Un niño jugando con pintura. | Foto de Sharon McCutcheon en Pexels

Algunas veces me han preguntado cómo reaccionaría yo si mi hijo me dice cuando sea mayor que es homosexual. Cómo me tomaría que Aitor me dijera que no le gusta jugar al fútbol y si bailar. Como me sentaría si un día me dice que no se siente cómodo en su cuerpo de hombre o que, por ejemplo, ya no quiere seguir estudiando y quiere trabajar. Y siempre he respondido lo mismo.

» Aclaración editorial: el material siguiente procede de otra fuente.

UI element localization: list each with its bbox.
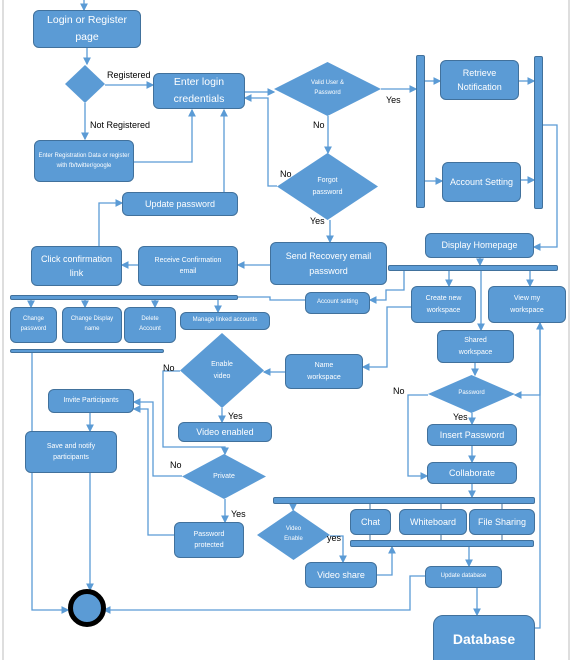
update-database-node: Update database (425, 566, 502, 588)
insert-password-node: Insert Password (427, 424, 517, 446)
change-password-node: Change password (10, 307, 57, 343)
file-sharing-node: File Sharing (469, 509, 535, 535)
flowchart: Login or Register page Enter login crede… (0, 0, 572, 660)
video-share-node: Video share (305, 562, 377, 588)
fork-bar (416, 55, 425, 208)
edge-label-video-yes: Yes (228, 411, 243, 421)
edge-label-not-registered: Not Registered (90, 120, 151, 130)
video-enabled-node: Video enabled (178, 422, 272, 442)
edge-label-forgot-yes: Yes (310, 216, 325, 226)
account-setting-small-node: Account setting (305, 292, 370, 314)
invite-participants-node: Invite Participants (48, 389, 134, 413)
send-recovery-node: Send Recovery email password (270, 242, 387, 285)
update-password-node: Update password (122, 192, 238, 216)
edge-label-video-no: No (163, 363, 175, 373)
edge-label-registered: Registered (107, 70, 151, 80)
shared-workspace-node: Shared workspace (437, 330, 514, 363)
create-workspace-node: Create new workspace (411, 286, 476, 323)
edge-label-valid-no: No (313, 120, 325, 130)
login-register-page-node: Login or Register page (33, 10, 141, 48)
retrieve-notification-node: Retrieve Notification (440, 60, 519, 100)
homepage-fork-bar (388, 265, 558, 271)
join-bar (534, 56, 543, 209)
end-node (68, 589, 106, 627)
view-workspace-node: View my workspace (488, 286, 566, 323)
collaborate-fork-bar (273, 497, 535, 504)
click-link-node: Click confirmation link (31, 246, 122, 286)
collaborate-node: Collaborate (427, 462, 517, 484)
edge-label-private-yes: Yes (231, 509, 246, 519)
database-node: Database (433, 615, 535, 660)
account-fork-bar (10, 295, 238, 300)
receive-confirmation-node: Receive Confirmation email (138, 246, 238, 286)
delete-account-node: Delete Account (124, 307, 176, 343)
edge-label-password-no: No (393, 386, 405, 396)
chat-node: Chat (350, 509, 391, 535)
name-workspace-node: Name workspace (285, 354, 363, 389)
display-homepage-node: Display Homepage (425, 233, 534, 258)
collaborate-join-bar (350, 540, 534, 547)
registration-node: Enter Registration Data or register with… (34, 140, 134, 182)
edge-label-valid-yes: Yes (386, 95, 401, 105)
manage-linked-accounts-node: Manage linked accounts (180, 312, 270, 330)
account-join-bar (10, 349, 164, 353)
save-notify-node: Save and notify participants (25, 431, 117, 473)
change-display-name-node: Change Display name (62, 307, 122, 343)
whiteboard-node: Whiteboard (399, 509, 467, 535)
edge-label-forgot-no: No (280, 169, 292, 179)
edge-label-password-yes: Yes (453, 412, 468, 422)
password-protected-node: Password protected (174, 522, 244, 558)
enter-login-node: Enter login credentials (153, 73, 245, 109)
edge-label-video-enable-yes: yes (327, 533, 342, 543)
account-setting-node: Account Setting (442, 162, 521, 202)
edge-label-private-no: No (170, 460, 182, 470)
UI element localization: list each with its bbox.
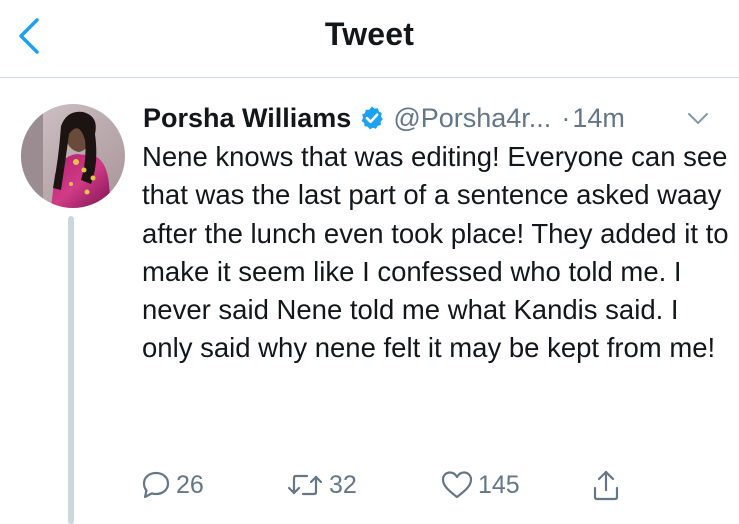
profile-photo (21, 104, 125, 208)
like-count: 145 (478, 470, 520, 499)
author-name[interactable]: Porsha Williams (143, 103, 351, 134)
author-handle[interactable]: @Porsha4r... (393, 103, 551, 134)
retweet-button[interactable]: 32 (285, 465, 357, 505)
share-button[interactable] (590, 465, 622, 505)
avatar[interactable] (21, 104, 125, 208)
heart-icon (441, 471, 473, 499)
tweet-timestamp[interactable]: 14m (572, 103, 625, 134)
tweet-text: Nene knows that was editing! Everyone ca… (142, 141, 729, 364)
verified-badge-icon (359, 105, 385, 131)
chevron-down-icon (688, 113, 708, 124)
retweet-icon (287, 474, 323, 496)
share-icon (593, 470, 619, 501)
tweet-actions: 26 32 145 (140, 465, 739, 505)
reply-count: 26 (176, 470, 204, 499)
reply-button[interactable]: 26 (140, 465, 204, 505)
reply-icon (142, 471, 170, 499)
thread-line (68, 216, 74, 524)
like-button[interactable]: 145 (440, 465, 520, 505)
retweet-count: 32 (329, 470, 357, 499)
separator-dot: · (561, 102, 571, 133)
tweet-menu-button[interactable] (686, 108, 710, 130)
top-bar: Tweet (0, 0, 739, 78)
tweet-header: Porsha Williams @Porsha4r... · 14m (143, 100, 625, 136)
page-title: Tweet (324, 16, 415, 52)
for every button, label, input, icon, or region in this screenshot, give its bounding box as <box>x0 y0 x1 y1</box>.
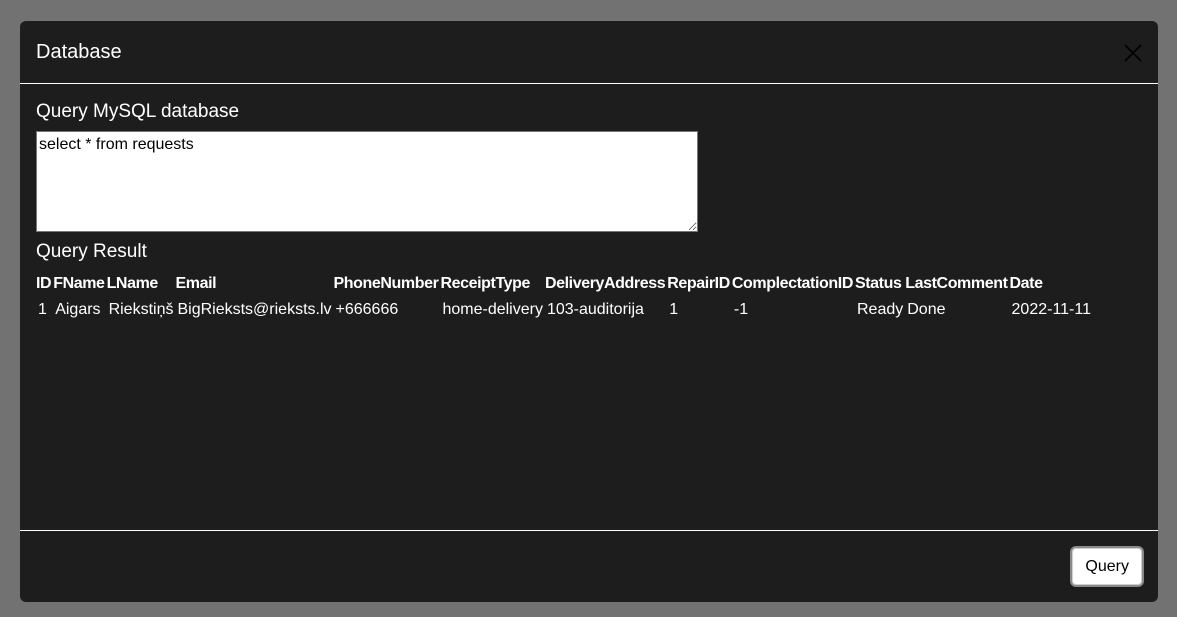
column-header: DeliveryAddress <box>544 275 666 292</box>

Tal y como hicieron mis padres conmigo le animaría a seguir su propio camino y le diría que hay que luchar y perseguir aquello que realmente te haga feliz. Y que, por supuesto, lo hiciera sin hacer daño a nadie porque ante todo y sobre todo hay que ser buena persona. Y ya si es formal, educado y tiene ciertas inquietudes, pues chapeau. Pero para conseguir todo esto es básico el papel de los padres. Nosotros somos la base para que ellos entiendan que nadie es diferente por cuestión de raza, color de piel, religión u orientación sexual. Que entiendan que todos somos iguales sin importar si vamos en silla de ruedas, sobre nuestras piernas o tenemos síndrome de Down. Que a nuestros mayores hay que respetarlos y cuidarlos porque en la experiencia está la sabiduría, que hay que respetar el medio ambiente y nuestras ciudades y que en la medida de lo posible tenemos que ser solidarios con el prójimo porque siempre habrá alguien que lo estará pasando peor que tú. Es básico enseñarles que no vale todo en esta vida y que antes de hacer el cafre se lo piensen dos veces porque la vida humana es lo más preciado que hay y porque hasta que no inventen la máquina del tiempo no merece la pena estar toda una vida arrepintiéndonos por apenas unos segundos.

En nuestra mano está, como padres, convertir a esos locos bajitos en personas capaces de tomar decisiones por sí mismos mientras persiguen sus sueños sin hacer daño a nadie. Personas que respeten, que no odien y que sean felices. Más allá de si les gusta la carne o el pescado.